I don’t really know why or how we, as beings that have never encountered any form of life that did not originate on our planet, have the ability to perceive certain arrangements of visual elements as looking “alien.” Whatever the underlying reason, this 1954 Renault 5 or 7 ton truck sure has a face that reads “alien.” I’m not exactly sure why this is. Maybe it’s the slightly arachnoid nature of the placement of the headlights, or the big green blunt head? I’m not sure, exactly, but it feels like a truck an alien would have designed.
Of course, the kind of alien I’m picturing is a sort of silly sci-fi one. Our world has produced beings as different as Audrey Tautou and a Bigfin Squid so I tend to think that whatever aliens may be, they’re not likely to be anything like us, at all. And by “us” I mean Earth beings, from ear mites to swordfish and everything in between.

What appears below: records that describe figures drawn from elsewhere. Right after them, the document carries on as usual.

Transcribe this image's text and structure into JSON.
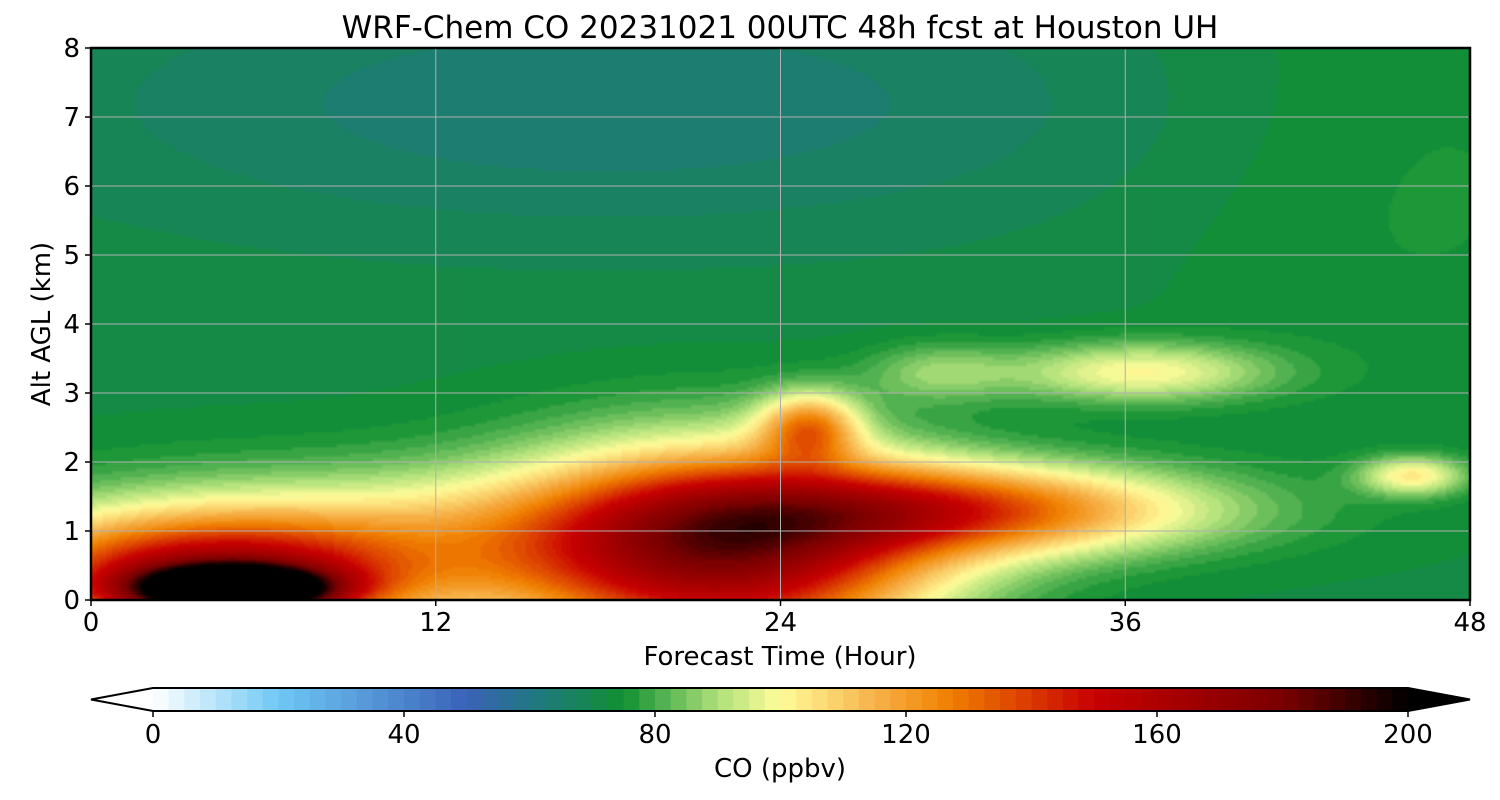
{
  "chart_data": {
    "type": "heatmap",
    "title": "WRF-Chem CO  20231021 00UTC 48h fcst at Houston UH",
    "xlabel": "Forecast Time (Hour)",
    "ylabel": "Alt AGL (km)",
    "x_ticks": [
      0,
      12,
      24,
      36,
      48
    ],
    "y_ticks": [
      0,
      1,
      2,
      3,
      4,
      5,
      6,
      7,
      8
    ],
    "xlim": [
      0,
      48
    ],
    "ylim": [
      0,
      8
    ],
    "grid": true,
    "colorbar": {
      "label": "CO  (ppbv)",
      "ticks": [
        0,
        40,
        80,
        120,
        160,
        200
      ],
      "range": [
        0,
        200
      ],
      "step": 2.5,
      "extend": "both",
      "stops": [
        {
          "v": 0,
          "color": "#ffffff"
        },
        {
          "v": 20,
          "color": "#6fc8f4"
        },
        {
          "v": 50,
          "color": "#3a62b8"
        },
        {
          "v": 62,
          "color": "#1e7a7a"
        },
        {
          "v": 75,
          "color": "#119032"
        },
        {
          "v": 90,
          "color": "#aee07a"
        },
        {
          "v": 100,
          "color": "#fffc9a"
        },
        {
          "v": 115,
          "color": "#f7b24a"
        },
        {
          "v": 127,
          "color": "#f08000"
        },
        {
          "v": 150,
          "color": "#c80000"
        },
        {
          "v": 180,
          "color": "#7a0000"
        },
        {
          "v": 200,
          "color": "#000000"
        }
      ]
    },
    "field": {
      "background_ppbv": 72,
      "features": [
        {
          "desc": "surface black core",
          "x": 5,
          "y": 0.15,
          "sx": 2.2,
          "sy": 0.22,
          "amp": 140
        },
        {
          "desc": "morning surface plume",
          "x": 4,
          "y": 0.3,
          "sx": 5,
          "sy": 0.6,
          "amp": 80
        },
        {
          "desc": "boundary layer yellow",
          "x": 10,
          "y": 0.9,
          "sx": 8,
          "sy": 0.7,
          "amp": 28
        },
        {
          "desc": "dark red plume",
          "x": 22,
          "y": 0.7,
          "sx": 5,
          "sy": 1.0,
          "amp": 95
        },
        {
          "desc": "plume extension",
          "x": 30,
          "y": 1.3,
          "sx": 6,
          "sy": 0.45,
          "amp": 60
        },
        {
          "desc": "upper cell hour 25",
          "x": 25,
          "y": 2.5,
          "sx": 1.2,
          "sy": 0.35,
          "amp": 45
        },
        {
          "desc": "lofted layer hour 36",
          "x": 36.5,
          "y": 3.3,
          "sx": 3.2,
          "sy": 0.3,
          "amp": 28
        },
        {
          "desc": "lofted layer hour 30",
          "x": 29.5,
          "y": 3.3,
          "sx": 1.8,
          "sy": 0.3,
          "amp": 14
        },
        {
          "desc": "late residual hour 46",
          "x": 46,
          "y": 1.8,
          "sx": 1.3,
          "sy": 0.2,
          "amp": 30
        },
        {
          "desc": "mid troposphere dip",
          "x": 18,
          "y": 7.2,
          "sx": 14,
          "sy": 1.4,
          "amp": -9
        },
        {
          "desc": "far field green",
          "x": 46,
          "y": 6.5,
          "sx": 6,
          "sy": 2.5,
          "amp": 4
        }
      ]
    }
  }
}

And still, even with all that in mind, I still think this huge Renault looks like an alien.
To be fair, alien just means different. So different than other trucks, or different in relation the livings being on Earth to vehicles and humans respectively.
I love the obvious snarky Gaelic salute by the passenger. What are you looking at, eh?
“Alien” does not mean extra-terrestrial. At least it does not have to. It really means “different from myself” or “different from us”.
I looked at that art and thought weird non-euclidean arthropodean demigod. And those ENORMOUS wheel fenders. Nice find.
I’m thinking that France was only 9 years post WWII then. Renault had to cobble together whatever pieces available together to make any truck work. The last thing they thought about was design.
“Pierre, the truck needs some lights and some paint.”
“Oui, use those lights right over there, stick on wherever. Army Green? Good enough. Go with it.”
Yo! Zord! Finish loading that Cirilian Gorp so we can catch that transporter to Baltuk!
Ha, yeah, that Renault truck does indeed look archetypically extraterrestrial, especially with these headlights, but about ten years later it would’ve looked downright normal and even ineffably prosaic next to the new Citroën Belphégor, so nicknamed after the popular TV series Belphégor ou le Fantôme du Louvre. As one can guess from the title without knowing any French, the show was about a phantom haunting the Louvre… so guess the Renault wins points for looking extraterrestrial while the Belphégor wins points for looking, uh, supernatural.
FC with separate fenders? Hell yeah: this’d make a great tow-pig for your retro camper or car hauler. I think a bow tie might be mandatory for the driver.
Why do we think of spiders as alien? Everyone from Robert Heinlein to Andy Weir has used this imagery and it works every time.
Now please excuse me while I go blast some Joros back to the cauldron of hell from whence they spawned.
Vernor Vinge used arachnid beings too, quite well, in A Deepness in the Sky.
So did Edgar Rice Burroughs in his ‘John Carter of Mars’ series from the early 1900’s. While best known for his ‘Tarzan’ series, Burroughs’ Mars novels are also pretty important. Originally released in 1911, a mere 50 years after the Americal Civil War, the native species of the Red Planet are styled racially, and the protagonist is written to be a Virginian colonel of that era.
While clearly racist in all respects, the ‘John Carter of Mars’ series is still an interesting window into the Zeitgeist of the first decades of the 20th Century. There were white, yellow, red, black and green races featuring prominantly in the story, with the green martians being six limbed arachnoid folk called ‘Spider men’.
I’ve often wondered if they were the inspiration for Bowie’s 1970’s ‘Ziggy Stardust and the Spiders form Mars’ thing. Probably either directly or indirectly, I suppose.
E.D.F!
Look who turned into a beautiful butterfly! That is definitely Heimlich from A Bugs Life.
Exactly!
The guy in blue in the back. What’s he got in his hand?
You….you….just don’t want to know.
Ya know, Chimpanzees throw shit at the enemies eyes to blind them……
I think that’s just a “whoa there, buddy”.
Nothing to see here. I am simple Earth truck transporting self-contained consumables to simple Earth retail locations.
guy in truck: heya, why all the honkin’?
How to you say “Hey, what you lookin’ at?” in French?
The literal translation is ‘Qu’est ce que tu regardes?’, but ‘Casse-toi!’ is probably more appropriate.